For now, though, some American exporters are dealing with higher prices for their items they sell in China. Meanwhile, some Chinese exports will become more expensive for U.S. businesses and consumers.

The news of the tariffs also hit the stock market hard. The Dow Jones dropped 458 points on Monday, while the NASDAQ and S&P 500 each fell more than 3 percent.

The result for American businesses and consumers is that they will pay more for Chinese imports with tariff-adjusted prices. Prices of imported metals used in making cars could hike the costs of vehicles. That would weaken car sales, and automakers' hiring of new workers.

The U.S. cannot change its deficit-driven trade policy with other countries, according to Barfield, without closing the ratio between American savings and investment.
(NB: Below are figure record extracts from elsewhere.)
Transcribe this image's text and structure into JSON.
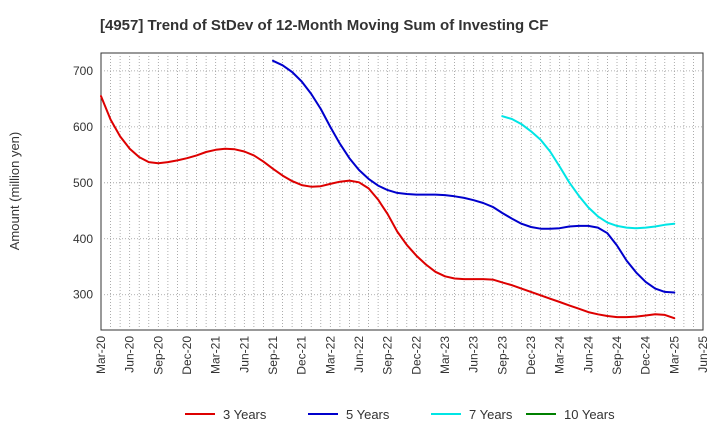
{
  "chart_data": {
    "type": "line",
    "title": "[4957]  Trend of StDev of 12-Month Moving Sum of Investing CF",
    "ylabel": "Amount (million yen)",
    "xlabel": "",
    "x_ticks": [
      "Mar-20",
      "Jun-20",
      "Sep-20",
      "Dec-20",
      "Mar-21",
      "Jun-21",
      "Sep-21",
      "Dec-21",
      "Mar-22",
      "Jun-22",
      "Sep-22",
      "Dec-22",
      "Mar-23",
      "Jun-23",
      "Sep-23",
      "Dec-23",
      "Mar-24",
      "Jun-24",
      "Sep-24",
      "Dec-24",
      "Mar-25",
      "Jun-25"
    ],
    "x_range": [
      "Mar-20",
      "Jun-25"
    ],
    "y_ticks": [
      300,
      400,
      500,
      600,
      700
    ],
    "ylim": [
      237,
      732
    ],
    "grid": true,
    "legend_position": "bottom",
    "series": [
      {
        "name": "3 Years",
        "color": "#dd0000",
        "x": [
          "Mar-20",
          "Apr-20",
          "May-20",
          "Jun-20",
          "Jul-20",
          "Aug-20",
          "Sep-20",
          "Oct-20",
          "Nov-20",
          "Dec-20",
          "Jan-21",
          "Feb-21",
          "Mar-21",
          "Apr-21",
          "May-21",
          "Jun-21",
          "Jul-21",
          "Aug-21",
          "Sep-21",
          "Oct-21",
          "Nov-21",
          "Dec-21",
          "Jan-22",
          "Feb-22",
          "Mar-22",
          "Apr-22",
          "May-22",
          "Jun-22",
          "Jul-22",
          "Aug-22",
          "Sep-22",
          "Oct-22",
          "Nov-22",
          "Dec-22",
          "Jan-23",
          "Feb-23",
          "Mar-23",
          "Apr-23",
          "May-23",
          "Jun-23",
          "Jul-23",
          "Aug-23",
          "Sep-23",
          "Oct-23",
          "Nov-23",
          "Dec-23",
          "Jan-24",
          "Feb-24",
          "Mar-24",
          "Apr-24",
          "May-24",
          "Jun-24",
          "Jul-24",
          "Aug-24",
          "Sep-24",
          "Oct-24",
          "Nov-24",
          "Dec-24",
          "Jan-25",
          "Feb-25",
          "Mar-25"
        ],
        "values": [
          655,
          613,
          583,
          561,
          546,
          537,
          535,
          537,
          540,
          544,
          549,
          555,
          559,
          561,
          560,
          556,
          549,
          538,
          525,
          513,
          503,
          496,
          493,
          494,
          498,
          502,
          504,
          501,
          490,
          470,
          444,
          413,
          389,
          370,
          354,
          341,
          333,
          329,
          328,
          328,
          328,
          327,
          322,
          317,
          311,
          305,
          299,
          293,
          287,
          281,
          275,
          269,
          265,
          262,
          260,
          260,
          261,
          263,
          265,
          264,
          258
        ]
      },
      {
        "name": "5 Years",
        "color": "#0000cc",
        "x": [
          "Sep-21",
          "Oct-21",
          "Nov-21",
          "Dec-21",
          "Jan-22",
          "Feb-22",
          "Mar-22",
          "Apr-22",
          "May-22",
          "Jun-22",
          "Jul-22",
          "Aug-22",
          "Sep-22",
          "Oct-22",
          "Nov-22",
          "Dec-22",
          "Jan-23",
          "Feb-23",
          "Mar-23",
          "Apr-23",
          "May-23",
          "Jun-23",
          "Jul-23",
          "Aug-23",
          "Sep-23",
          "Oct-23",
          "Nov-23",
          "Dec-23",
          "Jan-24",
          "Feb-24",
          "Mar-24",
          "Apr-24",
          "May-24",
          "Jun-24",
          "Jul-24",
          "Aug-24",
          "Sep-24",
          "Oct-24",
          "Nov-24",
          "Dec-24",
          "Jan-25",
          "Feb-25",
          "Mar-25"
        ],
        "values": [
          718,
          710,
          698,
          681,
          659,
          632,
          600,
          570,
          544,
          523,
          507,
          495,
          487,
          482,
          480,
          479,
          479,
          479,
          478,
          476,
          473,
          469,
          464,
          457,
          446,
          436,
          427,
          421,
          418,
          418,
          419,
          422,
          423,
          423,
          420,
          410,
          388,
          361,
          340,
          323,
          311,
          305,
          304
        ]
      },
      {
        "name": "7 Years",
        "color": "#00e5e5",
        "x": [
          "Sep-23",
          "Oct-23",
          "Nov-23",
          "Dec-23",
          "Jan-24",
          "Feb-24",
          "Mar-24",
          "Apr-24",
          "May-24",
          "Jun-24",
          "Jul-24",
          "Aug-24",
          "Sep-24",
          "Oct-24",
          "Nov-24",
          "Dec-24",
          "Jan-25",
          "Feb-25",
          "Mar-25"
        ],
        "values": [
          619,
          614,
          605,
          592,
          577,
          556,
          529,
          501,
          477,
          456,
          440,
          429,
          423,
          420,
          419,
          420,
          422,
          425,
          427
        ]
      },
      {
        "name": "10 Years",
        "color": "#008000",
        "x": [],
        "values": []
      }
    ]
  }
}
"The U.S. has had a trade deficit with the world for 40 years," Barfield said. "We don't save enough to cover our investment and consumption."

What does cover that gap? The U.S. borrows to finance its trade deficit.
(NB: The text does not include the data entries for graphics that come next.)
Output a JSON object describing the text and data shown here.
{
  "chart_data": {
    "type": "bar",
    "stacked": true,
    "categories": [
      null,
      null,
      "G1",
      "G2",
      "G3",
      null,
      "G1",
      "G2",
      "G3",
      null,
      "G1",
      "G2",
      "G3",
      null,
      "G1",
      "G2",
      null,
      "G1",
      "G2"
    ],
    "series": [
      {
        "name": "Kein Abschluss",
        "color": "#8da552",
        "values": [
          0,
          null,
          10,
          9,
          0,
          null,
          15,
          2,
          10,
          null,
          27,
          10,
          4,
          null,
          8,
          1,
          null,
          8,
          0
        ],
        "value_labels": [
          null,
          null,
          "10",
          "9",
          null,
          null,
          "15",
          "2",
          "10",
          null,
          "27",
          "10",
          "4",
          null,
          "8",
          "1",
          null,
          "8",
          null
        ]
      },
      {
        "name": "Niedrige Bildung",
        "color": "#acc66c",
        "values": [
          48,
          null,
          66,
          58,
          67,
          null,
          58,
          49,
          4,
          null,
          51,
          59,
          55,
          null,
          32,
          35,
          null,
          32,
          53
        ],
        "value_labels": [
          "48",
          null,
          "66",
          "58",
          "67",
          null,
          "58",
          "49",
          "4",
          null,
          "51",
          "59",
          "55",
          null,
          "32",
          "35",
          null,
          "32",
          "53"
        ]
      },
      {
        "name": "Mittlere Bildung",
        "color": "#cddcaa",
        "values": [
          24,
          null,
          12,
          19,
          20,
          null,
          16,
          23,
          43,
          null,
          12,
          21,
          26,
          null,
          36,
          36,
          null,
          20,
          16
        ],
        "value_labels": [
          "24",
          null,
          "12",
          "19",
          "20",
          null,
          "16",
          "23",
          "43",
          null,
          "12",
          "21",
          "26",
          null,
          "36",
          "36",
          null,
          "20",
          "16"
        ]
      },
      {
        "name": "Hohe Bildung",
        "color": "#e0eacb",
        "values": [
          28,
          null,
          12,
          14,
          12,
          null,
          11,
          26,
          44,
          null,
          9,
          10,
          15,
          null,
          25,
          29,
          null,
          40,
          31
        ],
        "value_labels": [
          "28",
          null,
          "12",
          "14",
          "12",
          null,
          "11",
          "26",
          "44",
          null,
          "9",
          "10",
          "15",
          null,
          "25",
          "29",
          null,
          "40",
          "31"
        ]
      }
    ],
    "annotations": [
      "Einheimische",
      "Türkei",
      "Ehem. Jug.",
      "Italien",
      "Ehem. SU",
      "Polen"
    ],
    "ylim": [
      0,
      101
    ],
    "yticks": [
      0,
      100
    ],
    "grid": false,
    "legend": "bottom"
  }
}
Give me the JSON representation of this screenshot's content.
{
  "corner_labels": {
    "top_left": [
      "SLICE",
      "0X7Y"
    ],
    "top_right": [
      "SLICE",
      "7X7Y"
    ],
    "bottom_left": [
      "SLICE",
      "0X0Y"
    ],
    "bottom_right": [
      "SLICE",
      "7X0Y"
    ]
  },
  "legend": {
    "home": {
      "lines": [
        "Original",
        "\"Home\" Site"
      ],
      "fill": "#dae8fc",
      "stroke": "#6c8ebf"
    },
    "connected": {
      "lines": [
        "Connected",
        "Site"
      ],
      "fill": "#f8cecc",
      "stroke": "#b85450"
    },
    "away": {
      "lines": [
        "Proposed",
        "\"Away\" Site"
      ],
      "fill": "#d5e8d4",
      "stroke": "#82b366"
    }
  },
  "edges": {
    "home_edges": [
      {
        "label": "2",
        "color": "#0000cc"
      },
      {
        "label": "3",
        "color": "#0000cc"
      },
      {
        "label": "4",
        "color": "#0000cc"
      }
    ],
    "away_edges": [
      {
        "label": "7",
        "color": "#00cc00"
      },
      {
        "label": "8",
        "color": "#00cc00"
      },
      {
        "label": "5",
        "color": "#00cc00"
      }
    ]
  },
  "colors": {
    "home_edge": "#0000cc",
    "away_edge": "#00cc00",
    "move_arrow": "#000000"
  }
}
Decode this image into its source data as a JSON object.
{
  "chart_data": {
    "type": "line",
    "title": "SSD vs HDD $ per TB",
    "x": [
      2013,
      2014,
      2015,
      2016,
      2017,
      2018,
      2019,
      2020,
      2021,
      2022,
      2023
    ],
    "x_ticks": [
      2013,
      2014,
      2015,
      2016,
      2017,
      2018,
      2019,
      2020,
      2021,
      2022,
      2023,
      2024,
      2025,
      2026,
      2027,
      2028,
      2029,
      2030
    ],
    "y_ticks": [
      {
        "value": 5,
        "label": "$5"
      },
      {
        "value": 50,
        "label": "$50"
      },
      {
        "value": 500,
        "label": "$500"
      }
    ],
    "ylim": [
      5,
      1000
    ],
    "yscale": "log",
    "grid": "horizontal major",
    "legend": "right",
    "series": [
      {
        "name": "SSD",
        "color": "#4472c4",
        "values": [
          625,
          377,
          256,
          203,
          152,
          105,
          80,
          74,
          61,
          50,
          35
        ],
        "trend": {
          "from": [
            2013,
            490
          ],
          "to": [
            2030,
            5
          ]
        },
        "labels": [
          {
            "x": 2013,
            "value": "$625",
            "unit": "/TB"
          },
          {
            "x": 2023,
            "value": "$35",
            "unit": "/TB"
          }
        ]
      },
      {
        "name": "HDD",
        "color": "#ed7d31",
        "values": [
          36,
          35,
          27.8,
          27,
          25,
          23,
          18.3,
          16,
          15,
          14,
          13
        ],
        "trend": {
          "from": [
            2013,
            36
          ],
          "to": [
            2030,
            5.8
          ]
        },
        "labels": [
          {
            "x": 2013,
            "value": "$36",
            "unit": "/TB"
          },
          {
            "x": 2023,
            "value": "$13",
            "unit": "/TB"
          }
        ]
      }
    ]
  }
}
The Trump administration has already announced plans for an additional $50 billion in tariffs on 1,300 Chinese exports, including aerospace and communications technology. Given that China will likely impose more tariffs on U.S. imports if Trump follows through with this plan, the future of this simmering trade dispute looks bleak. A number of background talks between China and the U.S are underway, Barfield said, but it is unclear what the outcome will be.

This move by China "sends a message," said Dean Baker, a senior economist with the Center for Economic and Policy Research. "I'm sure they are prepared to do more if Trump keeps pushing. That will not be a good story."